13.06.92

„Ich werde niemals den warmherzigen Empfang in Panama vergessen.“ Präsident George Bush auf dem US-Luftwaffenstützpunkt Albrook, nachdem er zuvor in Panama-Stadt von Demonstranten mit Kokosnüssen beworfen worden war und eine Rede abbrechen mußte. („Aufgespießt“ in der Frankfurter Rundschau vom 13.06.92) -Handelt es sich hier nicht um eine Sprachregelung, die mehrere Zwecke gleichzeitig erfüllt:
– PR: die negative Erfahrung soll abgespalten, isoliert, privatisiert, jedenfalls vom öffentlichen Gebrauch (insbesondere im Hinblick auf den gegenwärtigen Wahlkampf) ausgeschlossen werden;
– aus Gründen, die mit der Instrumentalisierung des eigenen Selbstbildes zusammenhängen, muß G.B. die eigene Erfahrung verdrängen, um seine Rolle als Präsidentenschauspieler weiterspielen zu können (Politiker-Syndrom); nicht auszuschließen, daß er es am Ende selber glaubt (vgl. den hEV im hessischen Gesamtschulkonflikt);
– in diesem Kontext gewinnt Bush’s im Golfkrieg präsentiertes Konzept einer „neuen Weltordnung“ (auch die reale Führung des Golfkrieges im Verhältnis zu seiner öffentlichen Vermittlung) einen neuen, direkt apokalyptischen Sinn: diese „Weltordnung“ ist keine reale Ordnung mehr, sondern ein (dem zwangsneurotischen Selbstbild entsprechendes) Bild der Welt, dessen Durchsetzung nur mit Mitteln der PR und – begleitend oder alternativ – der massivsten Gewalt noch möglich ist. Konsequenz: Diese „neue Weltordnung“ ist nicht Ergebnis eines „letzten Krieges“, sondern wird sein Ursprung sein. Hier, in diesem Syndrom (das aus der der philosophischen zugrundeliegenden politischen Geschichte des Universalienstreits sich ableiten läßt), liegt der Ursprung und die Legitimation der explosiv sich ausbreitenden Rüstung in der Folge des zweiten Weltkriegs.
Nachdem die SPD nach der Wende nicht in der Lage war, insbesondere in der öffentlichen Selbstdarstellung Kohls diesen Sachverhalt zu durchschauen (und zum Gegenstand öffentlicher Kritik zu machen), scheint sie ihm selbst endgültig verfallen zu sein; auf dieser Basis gibt es in der SPD nur noch Karriere-Politiker (die die innerparteiliche Ochsentour nur mit Hilfe der gleichen Mittel bestehen konnten), gibt es (innerparteilich und im Verhältnis zu den Konkurenz-Parteien) nur noch Intrigen und Häme, aber keine Kritik mehr.
Ist das Poltiker-Syndrom nicht doch nur die Potenzierung eines an die subjektive Form der äußeren Anschauung gebundenen Subjekt-Syndroms? Und ist die Affinität von Sprachregelung (Er-nennungsbefugnis) und Gewalt, die Hannah Arend u.a. an Eichmann diagnostiziert hat, nicht der Grund des faschistischen Syndroms?
Wie hängen das Politiker-Syndrom, Bushs Neue Weltordnung und Kohls „Versöhnung über Gräbern“ miteinander zusammen?

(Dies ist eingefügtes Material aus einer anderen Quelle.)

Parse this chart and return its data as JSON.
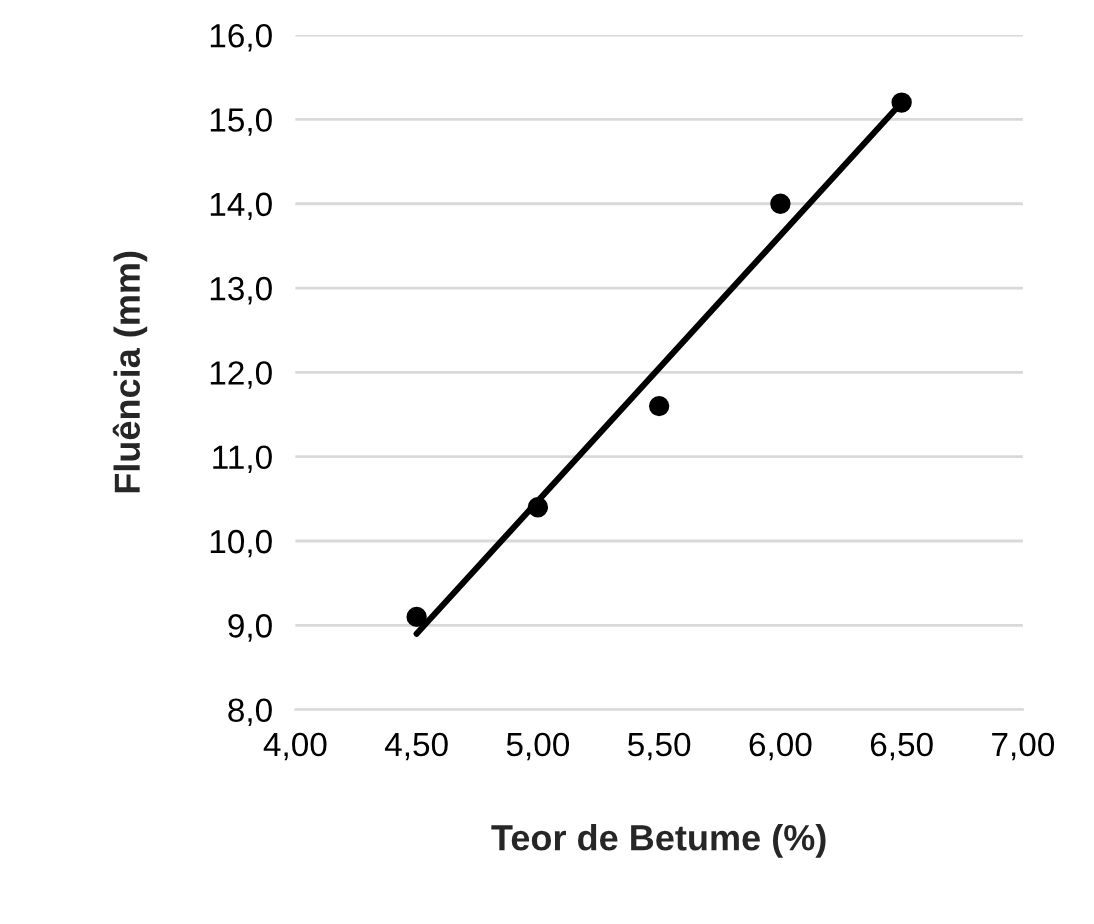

Nach der Lektüre des Interviews mit Herbert Schnädelbach (in: Geist gegen den Zeitgeist. Erinnern an Adorno. S. 54f): Kann es nicht sein, daß, was als angeblich Überholtes in Adorno hineinprojiziert wird, Konsequenz der heute erstmals durchschaubar zu machenden verdrängten Beziehung zur Natur ist? Damit hängt es auch zusammen, daß, was Adorno Säkularisation aller theologischen Gehalte genannt hat, im Kontext der theologischen Halbbildung, die im Umkreis der christlichen Tradition unvermeidbar war, einfach nicht verstanden werden konnte. Frage: War eine Weiterführung der „Kritischen Theorie“ im überkommenen akademischen Rahmen und ohne konkrete und inhaltliche Reflexion der theologischen Tradition überhaupt möglich?
Vielleicht wäre es doch einmal interessant, die Strategien der Selbsterhaltung bei den Adorno-Schülern mit den Denkblockaden in ihren Konzepten zu vergleichen: wie hier selbst noch die Erinnerung an den personalisierten Adorno als Verdrängungshilfe genutzt wird.